IMF Ditinjau dari Perspektif Liberal Institusional (Terminologi Sorensen)

Bagikan artikel ini

Dina Y. Sulaeman

Prolog 
Alur berpikir makalah ini adalah menelusuri ideologi pendirian IMF dari sudut pandang liberal institusional (dalam terminologi yang diberikan Sorensen), lalu membandingkannya dengan praktik IMF dewasa ini yang ternyata berseberangan dengan ideologi liberal institusional.
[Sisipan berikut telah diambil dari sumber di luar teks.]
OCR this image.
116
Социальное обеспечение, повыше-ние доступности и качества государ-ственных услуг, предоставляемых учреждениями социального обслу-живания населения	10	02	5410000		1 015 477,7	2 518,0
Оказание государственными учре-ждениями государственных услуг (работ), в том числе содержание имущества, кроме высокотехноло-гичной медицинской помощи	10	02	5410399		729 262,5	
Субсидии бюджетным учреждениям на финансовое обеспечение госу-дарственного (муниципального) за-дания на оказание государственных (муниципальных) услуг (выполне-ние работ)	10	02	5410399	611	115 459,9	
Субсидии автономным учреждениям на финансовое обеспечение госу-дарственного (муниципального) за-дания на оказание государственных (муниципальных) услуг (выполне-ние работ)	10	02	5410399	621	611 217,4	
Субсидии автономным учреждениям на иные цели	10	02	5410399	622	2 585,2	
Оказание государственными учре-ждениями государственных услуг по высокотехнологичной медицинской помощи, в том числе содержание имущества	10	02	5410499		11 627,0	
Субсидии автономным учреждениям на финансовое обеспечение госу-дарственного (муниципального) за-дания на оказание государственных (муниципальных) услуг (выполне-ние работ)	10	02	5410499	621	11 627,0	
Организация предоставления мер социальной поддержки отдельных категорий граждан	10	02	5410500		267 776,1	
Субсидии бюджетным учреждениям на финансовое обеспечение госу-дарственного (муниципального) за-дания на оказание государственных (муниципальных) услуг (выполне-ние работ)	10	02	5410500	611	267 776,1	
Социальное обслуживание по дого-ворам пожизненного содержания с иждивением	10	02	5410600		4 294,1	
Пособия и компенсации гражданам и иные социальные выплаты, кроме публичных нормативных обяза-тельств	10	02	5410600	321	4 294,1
Urutan sub judul dalam makalah ini adalah sebagai berikut:

1. Prolog
2. Terminologi
3. Ideologi Liberal Institusional
4. Perjanjian Bretton Woods 1944
5. Kegagalan Bretton Woods
6. IMF dan Tesis Liberalis Konstitusionalis
7. Kesimpulan

Terminologi

Liberal institusional adalah salah satu varian dari perspektif liberalisme dalam HI. Menurut Timothy Dunne[1], liberal institusional identik dengan liberal fungsional, yang memandang bahwa institusi-institusi internasional menjalankan sejumlah fungsi terbatas, lalu lama-lama berkembang. Contoh kasusnya adalah proses terbentuknya Uni Eropa (yang semula hanya dimulai dari kerjasama perdagangan batu bara antar beberapa negara di Eropa).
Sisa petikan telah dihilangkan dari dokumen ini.